La disparition dans le projet de loi de finances pour 2019 de la contribution de l'État au budget de fonctionnement des maisons de l'emploi est tout aussi regrettable, car la centaine de maisons réparties sur le territoire intervient dans des domaines qui ne sont pas toujours couverts par les services publics de l'emploi. Le désengagement financier de l'État mettra donc inexorablement en difficulté ces structures. Je crains que seules les collectivités territoriales les plus aisées ne soient en mesure de conserver les maisons de l'emploi sur leur territoire, et qu'on ne laisse de côté les demandeurs d'emploi des zones déjà fragilisées.

J'en viens aux parcours emploi compétences, thème retenu dans mon avis budgétaire.

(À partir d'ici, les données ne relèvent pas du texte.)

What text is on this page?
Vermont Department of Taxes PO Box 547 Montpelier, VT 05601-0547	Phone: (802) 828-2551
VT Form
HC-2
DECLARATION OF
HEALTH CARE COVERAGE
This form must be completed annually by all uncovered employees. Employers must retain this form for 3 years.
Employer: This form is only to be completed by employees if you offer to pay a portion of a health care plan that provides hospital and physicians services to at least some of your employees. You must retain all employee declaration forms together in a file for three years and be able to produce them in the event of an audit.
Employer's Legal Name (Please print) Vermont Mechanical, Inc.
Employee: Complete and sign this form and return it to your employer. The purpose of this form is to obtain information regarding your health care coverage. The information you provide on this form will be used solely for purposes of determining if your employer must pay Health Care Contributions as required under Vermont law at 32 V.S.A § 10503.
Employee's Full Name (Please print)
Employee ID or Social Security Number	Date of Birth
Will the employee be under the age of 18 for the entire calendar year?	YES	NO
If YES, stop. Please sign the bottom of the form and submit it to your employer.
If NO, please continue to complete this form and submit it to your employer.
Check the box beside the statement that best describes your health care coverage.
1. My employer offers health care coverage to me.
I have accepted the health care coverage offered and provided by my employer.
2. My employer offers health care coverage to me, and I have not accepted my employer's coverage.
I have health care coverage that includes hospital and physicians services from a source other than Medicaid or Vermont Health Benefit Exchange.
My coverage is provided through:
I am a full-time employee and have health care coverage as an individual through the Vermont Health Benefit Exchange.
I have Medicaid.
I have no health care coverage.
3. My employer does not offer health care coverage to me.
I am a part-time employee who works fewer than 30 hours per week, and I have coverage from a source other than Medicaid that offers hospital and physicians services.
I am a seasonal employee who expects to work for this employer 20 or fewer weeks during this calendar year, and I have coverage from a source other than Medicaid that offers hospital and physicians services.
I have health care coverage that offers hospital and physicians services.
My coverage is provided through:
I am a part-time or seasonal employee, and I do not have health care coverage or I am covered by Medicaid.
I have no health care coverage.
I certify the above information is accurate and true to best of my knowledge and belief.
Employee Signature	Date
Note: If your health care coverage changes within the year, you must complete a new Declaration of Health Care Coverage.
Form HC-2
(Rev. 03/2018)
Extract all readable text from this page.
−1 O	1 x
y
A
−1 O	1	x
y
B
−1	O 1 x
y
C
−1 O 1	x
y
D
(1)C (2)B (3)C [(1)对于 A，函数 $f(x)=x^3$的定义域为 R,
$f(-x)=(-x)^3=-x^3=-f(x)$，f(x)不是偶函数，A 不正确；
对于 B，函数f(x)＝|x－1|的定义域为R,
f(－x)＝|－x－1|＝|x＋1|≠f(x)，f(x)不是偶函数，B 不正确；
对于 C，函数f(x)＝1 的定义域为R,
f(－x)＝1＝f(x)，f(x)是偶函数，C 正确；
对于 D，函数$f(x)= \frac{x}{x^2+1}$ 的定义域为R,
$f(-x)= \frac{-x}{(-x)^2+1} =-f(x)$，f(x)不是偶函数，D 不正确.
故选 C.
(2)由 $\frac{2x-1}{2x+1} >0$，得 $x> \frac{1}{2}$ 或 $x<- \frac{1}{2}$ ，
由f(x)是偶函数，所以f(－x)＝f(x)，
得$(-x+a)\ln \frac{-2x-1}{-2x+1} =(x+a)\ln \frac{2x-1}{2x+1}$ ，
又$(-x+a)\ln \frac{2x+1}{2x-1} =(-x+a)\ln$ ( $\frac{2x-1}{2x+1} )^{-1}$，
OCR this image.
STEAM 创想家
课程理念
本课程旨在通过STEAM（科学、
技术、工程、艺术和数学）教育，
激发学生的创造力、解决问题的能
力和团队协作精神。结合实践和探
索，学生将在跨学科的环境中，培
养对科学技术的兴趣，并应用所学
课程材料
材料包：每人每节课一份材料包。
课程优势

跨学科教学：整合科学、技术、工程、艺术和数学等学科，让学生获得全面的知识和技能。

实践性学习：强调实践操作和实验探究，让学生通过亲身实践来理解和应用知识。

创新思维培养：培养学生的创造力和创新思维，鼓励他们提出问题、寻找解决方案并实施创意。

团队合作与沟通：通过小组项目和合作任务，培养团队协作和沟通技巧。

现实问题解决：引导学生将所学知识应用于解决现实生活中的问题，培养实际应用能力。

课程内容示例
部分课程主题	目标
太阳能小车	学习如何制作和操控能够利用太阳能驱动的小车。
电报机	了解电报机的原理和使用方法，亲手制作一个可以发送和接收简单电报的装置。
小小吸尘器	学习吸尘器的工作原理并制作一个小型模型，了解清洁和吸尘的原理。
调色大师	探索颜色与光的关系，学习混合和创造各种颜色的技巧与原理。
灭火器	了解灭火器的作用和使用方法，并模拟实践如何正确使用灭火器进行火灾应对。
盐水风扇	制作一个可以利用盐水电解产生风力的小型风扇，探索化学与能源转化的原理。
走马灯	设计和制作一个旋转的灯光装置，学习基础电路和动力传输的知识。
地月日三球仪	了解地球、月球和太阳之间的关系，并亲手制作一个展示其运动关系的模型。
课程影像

Les contrats aidés « nouvelle formule » ont été instaurés dans le secteur non marchand, en remplacement des contrats d'accompagnement dans l'emploi, par une circulaire du 11 janvier 2018.

L'objectif poursuivi par le Gouvernement était de réduire en volume les contrats aidés pour en faire des parcours plus qualitatifs. Partant du principe que personne n'est inemployable, les PEC visent en effet à accompagner les publics les plus éloignés de l'emploi grâce à des actions de formation et à un accompagnement personnalisés.

Pour garantir cet objectif, les exigences à l'égard des employeurs ont été renforcées. Sur le papier, nous ne pouvons que souscrire à l'ambition des PEC : le triptyque « accompagnement, emploi, formation » a déjà fait ses preuves, notamment dans le secteur de l'IAE. Mais en pratique, tels qu'ils ont été conçus et paramétrés, ces nouveaux contrats sont loin de remporter l'unanimité.

Madame la ministre, vous avez affirmé devant la commission des affaires sociales que la sous-consommation de PEC constatée en 2018 était liée au renforcement des exigences à l'égard des employeurs. Je pense qu'elle résulte surtout d'un mauvais calibrage de ces contrats aidés.

Parmi les difficultés le plus souvent évoquées au cours des auditions que j'ai conduites, j'en retiendrai deux.

La première tient à la diminution drastique du nombre de contrats aidés : seuls 100 000 parcours emploi compétences sont financés dans ce PLF, contre 170 000 l'an dernier, hors effets de périmètre. Pourtant, le nombre de places offertes dans les dispositifs alternatifs tels que l'IAE ou la garantie jeunes n'a quasiment pas augmenté, ce qui signifie que 70 000 bénéficiaires potentiels de PEC risquent de rester sur le carreau en 2019, faute de places disponibles.

La seconde difficulté réside dans le faible taux de prise en charge par l'État des PEC : alors que ce taux s'élevait en moyenne à 72 % en 2017, il est désormais de 50 %, voire beaucoup moins dans certaines régions, puisque les préfets sont désormais libres de définir un taux de prise en charge compris entre 35 % et 60 %.

Madame la ministre, en matière d'emploi, il est souvent tentant d'engager de grandes réformes faisant table rase du passé, comme vous l'avez proposé avec la refonte du dialogue social, de la formation professionnelle ou encore des emplois aidés. Mais parfois, il suffirait de consolider ou d'ajuster les dispositifs existants – je pense notamment au taux de prise en charge des parcours emploi compétences – pour inscrire les politiques de l'emploi dans la durée et offrir aux acteurs de terrain – associations, missions locales, maisons de l'emploi – la visibilité et la stabilité qui leur font tant défaut.

C'est pourquoi j'ai déposé plusieurs amendements visant à adapter les crédits de la mission, et j'espère sincèrement qu'ils recueilleront votre assentiment.